If you will excuse me kind readers, a little diversion. This is the first Hollywood/Western film I have spoken about on the journey, but I think the subject matter and the cast involved mean that it can comfortably sit in this blog.
“The Forbidden Kingdom” is probably most notable for finally pairing up two of the international stars of Asian Cinema, Jackie Chan and Jet Li. And this means Box Office, which is a surprise that it has taken so many years to get them on screen together. However, it is not just about the names at the top of the Poster.
What we have here is a Fantasy Martial Arts epic. The not accidentally named Jason Triptikas (Michael Angarano) is a young American boy, somewhat obsessed with Kung Fu and the classic movies of the genre. He gets transported back to a mythical Ancient China, and encounters a selection of characters from Chinese Legend and Pulp Cinema/Literature. Think of it as an oriental “League of Extraordinary Gentlemen” with a soupcon of “Alice in Wonderland” Of course there is a quest to be undertaken.
Now I am not a big fan of Martial Arts films (I don’t dislike them at all, they are just not my genre of choice), and my knowledge of some of these characters is spotty at best (ok, ok, I only knew of Monkey – but I was very lucky to watch the film with my super-knowledgeable and honorary “Things Fall Apart” staff member friend). But if I told you I really enjoyed the film, then I think that you will understand that a lot of quality is on show here.

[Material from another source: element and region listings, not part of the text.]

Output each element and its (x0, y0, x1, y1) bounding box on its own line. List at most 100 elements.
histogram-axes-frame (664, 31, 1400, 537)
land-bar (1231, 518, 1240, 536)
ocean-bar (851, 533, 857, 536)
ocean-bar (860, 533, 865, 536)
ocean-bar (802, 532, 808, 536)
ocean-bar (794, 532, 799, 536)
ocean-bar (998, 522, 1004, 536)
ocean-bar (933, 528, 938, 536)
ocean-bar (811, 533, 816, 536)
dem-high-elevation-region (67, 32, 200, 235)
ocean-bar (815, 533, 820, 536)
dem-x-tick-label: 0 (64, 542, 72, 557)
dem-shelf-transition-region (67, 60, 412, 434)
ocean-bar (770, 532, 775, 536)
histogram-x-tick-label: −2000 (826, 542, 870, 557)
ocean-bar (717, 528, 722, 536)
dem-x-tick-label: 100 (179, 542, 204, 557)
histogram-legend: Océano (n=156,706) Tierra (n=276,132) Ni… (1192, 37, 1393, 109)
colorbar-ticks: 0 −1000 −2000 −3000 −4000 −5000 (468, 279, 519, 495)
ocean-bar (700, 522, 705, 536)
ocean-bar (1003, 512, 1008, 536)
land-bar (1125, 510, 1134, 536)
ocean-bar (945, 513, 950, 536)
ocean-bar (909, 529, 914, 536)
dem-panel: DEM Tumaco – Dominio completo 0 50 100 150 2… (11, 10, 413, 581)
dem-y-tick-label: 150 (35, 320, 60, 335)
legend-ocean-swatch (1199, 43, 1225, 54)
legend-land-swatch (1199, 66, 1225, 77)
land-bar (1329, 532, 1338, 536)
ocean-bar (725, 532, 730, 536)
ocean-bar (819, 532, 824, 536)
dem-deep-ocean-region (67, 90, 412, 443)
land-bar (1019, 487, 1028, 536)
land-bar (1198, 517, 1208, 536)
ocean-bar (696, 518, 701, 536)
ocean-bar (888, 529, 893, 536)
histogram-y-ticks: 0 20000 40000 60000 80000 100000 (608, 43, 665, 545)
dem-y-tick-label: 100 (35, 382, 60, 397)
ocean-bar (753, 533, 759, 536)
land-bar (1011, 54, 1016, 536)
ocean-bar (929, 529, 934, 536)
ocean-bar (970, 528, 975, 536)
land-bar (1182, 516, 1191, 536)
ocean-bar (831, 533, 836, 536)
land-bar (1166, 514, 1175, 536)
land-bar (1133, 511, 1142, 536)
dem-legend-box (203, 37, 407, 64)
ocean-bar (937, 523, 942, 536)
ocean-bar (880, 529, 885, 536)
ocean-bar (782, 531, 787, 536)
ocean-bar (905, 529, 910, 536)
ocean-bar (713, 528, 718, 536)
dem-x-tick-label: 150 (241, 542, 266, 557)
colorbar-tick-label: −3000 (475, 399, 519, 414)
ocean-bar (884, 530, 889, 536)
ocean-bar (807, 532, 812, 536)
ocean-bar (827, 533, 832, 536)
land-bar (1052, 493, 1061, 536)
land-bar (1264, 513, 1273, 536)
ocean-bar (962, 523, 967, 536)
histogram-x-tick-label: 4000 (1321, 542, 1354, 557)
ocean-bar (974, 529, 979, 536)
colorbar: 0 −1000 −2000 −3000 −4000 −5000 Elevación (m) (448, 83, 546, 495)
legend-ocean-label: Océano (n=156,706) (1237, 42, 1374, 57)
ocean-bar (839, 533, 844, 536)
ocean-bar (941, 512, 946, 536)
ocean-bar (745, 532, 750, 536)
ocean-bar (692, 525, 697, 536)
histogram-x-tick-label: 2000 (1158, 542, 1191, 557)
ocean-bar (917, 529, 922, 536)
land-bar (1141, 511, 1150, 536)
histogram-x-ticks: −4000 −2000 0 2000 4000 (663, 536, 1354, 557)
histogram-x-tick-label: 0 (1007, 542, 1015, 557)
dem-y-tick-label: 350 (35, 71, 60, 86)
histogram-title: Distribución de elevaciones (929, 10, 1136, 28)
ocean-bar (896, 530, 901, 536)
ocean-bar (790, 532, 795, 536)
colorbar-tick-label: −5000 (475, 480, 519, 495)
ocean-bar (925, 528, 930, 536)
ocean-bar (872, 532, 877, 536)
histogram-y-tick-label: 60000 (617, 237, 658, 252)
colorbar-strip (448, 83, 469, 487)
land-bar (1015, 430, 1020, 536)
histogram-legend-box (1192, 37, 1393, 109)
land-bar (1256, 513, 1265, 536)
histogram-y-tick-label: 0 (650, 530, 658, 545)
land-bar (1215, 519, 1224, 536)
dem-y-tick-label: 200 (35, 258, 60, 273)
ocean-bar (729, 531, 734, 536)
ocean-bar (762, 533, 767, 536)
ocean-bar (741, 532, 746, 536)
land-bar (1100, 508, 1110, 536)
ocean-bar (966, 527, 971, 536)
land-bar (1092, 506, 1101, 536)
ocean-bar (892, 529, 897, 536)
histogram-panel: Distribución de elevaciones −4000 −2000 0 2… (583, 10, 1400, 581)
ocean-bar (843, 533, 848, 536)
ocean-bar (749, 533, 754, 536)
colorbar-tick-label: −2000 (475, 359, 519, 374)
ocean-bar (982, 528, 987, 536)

First things first. I have this on Blu-Ray. And it is quite gorgeous. The colours are rich, and I am sure Ancient China has never looked more ravishing. If the scenery looks good, then extra marks have to be given to some of the costuming. The direction by Rob Minkoff is strong, and those are some of the best opening credits I have seen for a while – being both clever and totally sympathetic to the film’s influences.
However, it is far more than just a pretty bauble. Of course you get the obvious charisma of Chan and Li, but kudos must be given to some of the smaller parts, especially Li Bing Bing (as the Bride With The White Hair) and Crystal Liu (Golden Sparrow). Yes they are eye candy, but Liu especially really gets to show some acting ability. Even Angarano manages to avoid the Shia LaBeouf annoying young American shtick.
There are not as many fight scenes as you might expect, but those on display are of a high quality. Even better, the scenes are imbued with action generated by the actual events on screen, not by shaky camera work/quick cut/extreme close up, which is the current in vogue style of Hollywood action. Credit should be given to Woo-ping Yuen as the action choreographer.
My main criticism is possibly a little ironic. The movie spends an awful lot of time in exposition mode, which although helpful to a neophyte like me, might annoy the more savvy audience members.
At the end of the day, the film delivers on its promises and more. Recommended.